Parque Nacional de Ordesa y Monte Perdido

Ordesa y Monte Perdido

Cualquier época del año es ideal para visitar el Parque Nacional de Ordesa y Monte Perdido, pues los colores, la luz el aire y las sensaciones de buena vibra son increíbles desde la salida del sol hasta su puesta.

Ubicado en el pirineo aragonés de Huesca, el majestuoso enclave tiene una magia propia, resultado de la conjugación de agua, árboles y piedra que hacen de cada lugar un espacio maravilloso, con clima y paisajes de montaña que resultan atractivos para cualquier actividad: caminatas, observación y búsqueda de rincones curiosos, o sencillamente para la contemplación.

Características del Parque Nacional de Ordesa y Monte Perdido

Con más de 15.600 hectáreas y una zona de protección adyacente de más de 19.600 hectáreas, este parque tiene elevaciones de altitud que comienzan en 700 msnm, donde se ubica el río Bellós, hasta los increíbles 3.348 msnm del Monte Perdido, de allí la riqueza de sus paisajes, pues desde esa altura desciende una cadena de montañas e impresionantes glaciares.

Su ubicación en el Pirineo oscense comparte territorios de los municipios de Bielsa, Puértolas, Fanlo, Torla-Ordesa, Tella-Sin y Broto.

La declaración de Parque Nacional de España para el Parque Nacional de Ordesa y Monte Perdido se produjo el 16 de agosto de 1918, lo cual lo convierte en uno de los parques nacionales más antiguos de España.

Parque Nacional de Ordesa y Monte Perdido

Bajo esa declaración, el Parque Nacional recibió el nombre de Valle de Ordesa, y más tarde, en 1982, el parque se nombró tal como se conoce en la actualidad.
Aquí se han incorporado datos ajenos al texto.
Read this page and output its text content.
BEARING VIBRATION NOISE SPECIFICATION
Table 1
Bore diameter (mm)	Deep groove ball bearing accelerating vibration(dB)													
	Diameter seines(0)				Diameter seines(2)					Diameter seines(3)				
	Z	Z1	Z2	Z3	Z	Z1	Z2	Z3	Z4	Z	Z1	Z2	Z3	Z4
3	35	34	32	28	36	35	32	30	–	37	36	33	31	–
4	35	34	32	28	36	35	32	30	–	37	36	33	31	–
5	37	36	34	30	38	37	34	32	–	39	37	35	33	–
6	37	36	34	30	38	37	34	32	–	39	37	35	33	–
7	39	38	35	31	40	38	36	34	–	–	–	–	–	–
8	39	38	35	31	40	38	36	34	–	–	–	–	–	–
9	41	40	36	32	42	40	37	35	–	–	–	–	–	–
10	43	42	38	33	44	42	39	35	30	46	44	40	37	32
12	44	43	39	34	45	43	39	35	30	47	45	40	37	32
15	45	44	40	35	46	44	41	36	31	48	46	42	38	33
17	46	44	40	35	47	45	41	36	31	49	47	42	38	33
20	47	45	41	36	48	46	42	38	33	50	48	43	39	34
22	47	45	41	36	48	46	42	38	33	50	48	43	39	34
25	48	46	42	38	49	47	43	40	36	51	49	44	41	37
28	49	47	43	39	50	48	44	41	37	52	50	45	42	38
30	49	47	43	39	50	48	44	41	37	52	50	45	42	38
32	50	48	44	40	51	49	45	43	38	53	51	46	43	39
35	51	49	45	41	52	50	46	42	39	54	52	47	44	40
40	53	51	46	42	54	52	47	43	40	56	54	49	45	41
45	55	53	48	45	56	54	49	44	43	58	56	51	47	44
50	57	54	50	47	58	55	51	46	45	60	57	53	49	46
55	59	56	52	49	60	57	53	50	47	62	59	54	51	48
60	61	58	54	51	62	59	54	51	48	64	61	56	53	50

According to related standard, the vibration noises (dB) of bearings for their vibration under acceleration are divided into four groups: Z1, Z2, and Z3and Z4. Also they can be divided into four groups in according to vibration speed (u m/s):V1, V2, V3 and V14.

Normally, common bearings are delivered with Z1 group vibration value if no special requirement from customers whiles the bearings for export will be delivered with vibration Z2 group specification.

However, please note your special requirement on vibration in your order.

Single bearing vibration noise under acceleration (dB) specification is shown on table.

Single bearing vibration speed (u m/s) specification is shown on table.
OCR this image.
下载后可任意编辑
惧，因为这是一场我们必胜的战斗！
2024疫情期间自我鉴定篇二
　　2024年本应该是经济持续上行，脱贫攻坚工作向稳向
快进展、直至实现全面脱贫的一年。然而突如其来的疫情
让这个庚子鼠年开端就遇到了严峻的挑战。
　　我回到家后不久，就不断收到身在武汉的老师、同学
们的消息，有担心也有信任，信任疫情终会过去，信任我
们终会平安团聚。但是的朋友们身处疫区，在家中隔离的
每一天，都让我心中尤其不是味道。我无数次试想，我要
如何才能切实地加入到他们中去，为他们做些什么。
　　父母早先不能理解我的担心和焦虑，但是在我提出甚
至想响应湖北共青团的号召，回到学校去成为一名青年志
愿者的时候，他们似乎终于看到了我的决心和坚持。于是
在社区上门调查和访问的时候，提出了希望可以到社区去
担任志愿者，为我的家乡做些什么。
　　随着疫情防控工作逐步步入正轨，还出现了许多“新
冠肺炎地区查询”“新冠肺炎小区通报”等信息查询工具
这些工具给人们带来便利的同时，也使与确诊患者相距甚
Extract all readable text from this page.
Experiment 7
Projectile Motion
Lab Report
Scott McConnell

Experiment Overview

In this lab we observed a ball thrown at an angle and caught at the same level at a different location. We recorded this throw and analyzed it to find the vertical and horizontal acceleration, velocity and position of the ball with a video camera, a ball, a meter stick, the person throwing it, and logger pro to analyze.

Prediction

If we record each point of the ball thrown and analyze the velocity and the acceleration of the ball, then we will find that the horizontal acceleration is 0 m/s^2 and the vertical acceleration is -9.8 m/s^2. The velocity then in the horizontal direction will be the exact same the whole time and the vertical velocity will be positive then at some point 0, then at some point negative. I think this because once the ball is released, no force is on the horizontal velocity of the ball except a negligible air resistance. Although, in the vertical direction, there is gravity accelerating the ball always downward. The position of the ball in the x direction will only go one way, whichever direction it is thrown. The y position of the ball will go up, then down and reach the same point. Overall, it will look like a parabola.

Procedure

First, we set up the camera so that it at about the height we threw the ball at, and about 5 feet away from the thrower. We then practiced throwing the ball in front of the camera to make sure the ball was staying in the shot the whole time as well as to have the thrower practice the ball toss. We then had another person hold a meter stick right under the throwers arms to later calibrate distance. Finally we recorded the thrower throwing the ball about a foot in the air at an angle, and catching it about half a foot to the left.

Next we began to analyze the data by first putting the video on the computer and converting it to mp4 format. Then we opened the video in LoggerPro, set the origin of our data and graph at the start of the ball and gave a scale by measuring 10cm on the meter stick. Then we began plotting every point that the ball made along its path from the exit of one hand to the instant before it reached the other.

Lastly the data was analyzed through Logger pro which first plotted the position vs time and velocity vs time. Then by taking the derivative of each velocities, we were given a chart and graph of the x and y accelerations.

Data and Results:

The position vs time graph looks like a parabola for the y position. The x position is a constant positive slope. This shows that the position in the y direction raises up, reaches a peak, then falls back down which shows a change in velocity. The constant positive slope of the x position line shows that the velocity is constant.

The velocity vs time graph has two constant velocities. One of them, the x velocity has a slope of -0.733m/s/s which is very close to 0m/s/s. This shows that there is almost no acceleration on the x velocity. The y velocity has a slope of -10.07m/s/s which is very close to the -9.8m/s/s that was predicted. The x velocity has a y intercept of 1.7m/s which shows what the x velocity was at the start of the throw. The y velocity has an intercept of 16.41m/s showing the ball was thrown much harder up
Por ser área de protección y albergue de innumerables especies de animales y plantas, este parque ha sido distinguido con diferentes reconocimientos de protección, por lo que además de Parque Nacional, fue declarado Reserva de la Biosfera en 1977; Lugar de Importancia Comunitaria, LIC; Zona de Especial Protección para las Aves, ZEPA, en 1988; y Patrimonio de la Humanidad por la UNESCO, en 1997.

Vegetación

La variedad del clima del Parque Nacional de Ordesa y Monte Perdido, producto de las diferentes alturas que lo caracterizan, también influye en las diversas especies vegetales presentes en toda su extensión. De allí que exista desde una vegetación característica y propia del mediterráneo, en las partes más bajas donde prevalecen los Añisclos, hasta la submediterránea y del ambiente alpino propias de las cumbres elevadas a gran altura.

Han sido identificadas y clasificadas alrededor de 110 comunidades vegetales, de las cuales destacan las más comunes como prados y pastos; sin embargo, solo 20% del territorio total del Parque está ocupado por bosques, donde predominan las hayas, pino royo, abeto, tremolines, fresnos, quejigo, sauces, abedules, carrascas y pino negro. 

Fauna

El Parque Nacional de Ordesa y Monte Perdido tiene una fauna variada, como resultado de la cantidad de hábitats que se han formado y de su particularidad fronteriza entre la Europa Mediterránea y la Continental.

Tiene un inventario de alrededor de 68 aves que anidan en esos espacios, 38 especies de mamíferos, además de reptiles, anfibios y peces.

Entre las especies de mamíferos están el rebeco o sarrio, jabalís, corzos,  oso pardo, ciervos, además de ginetas, zorros, nutrias, gatos monteses, marmotas, lirones, garduñas, ardillas, tejones, ratones de campo, topillos, hurones y musarañas, entre otros.

En cuanto a las aves, en la parte boscosa del parque viven especies conocidas y muy admiradas por los ornitólogos, como las lechuzas de Tengmalm, el urogallo, el pito real, el pito negro, cárabo, pico dorsiblanco, chotacabras, autillo, treparriscos, etc.

En las altas montañas del Parque Nacional de Ordesa y Monte Perdido habita el quebrantahuesos, una de las aves más grandes del mundo, además del águila real y el buitre leonado.

Paisajes sorprendentes

Algunos lugares que maravillan son Punta Tobacor vista desde el propio valle de Ordesa, las cascadas del río Arazas y en Cotatuero, Cañón de Añisclo, Circo de Soaso y el macizo de Monte Perdido, cascada Cola de Caballo, Gargantas de Escuaín, y los bosques y valles que se abren a los ojos de sus visitantes.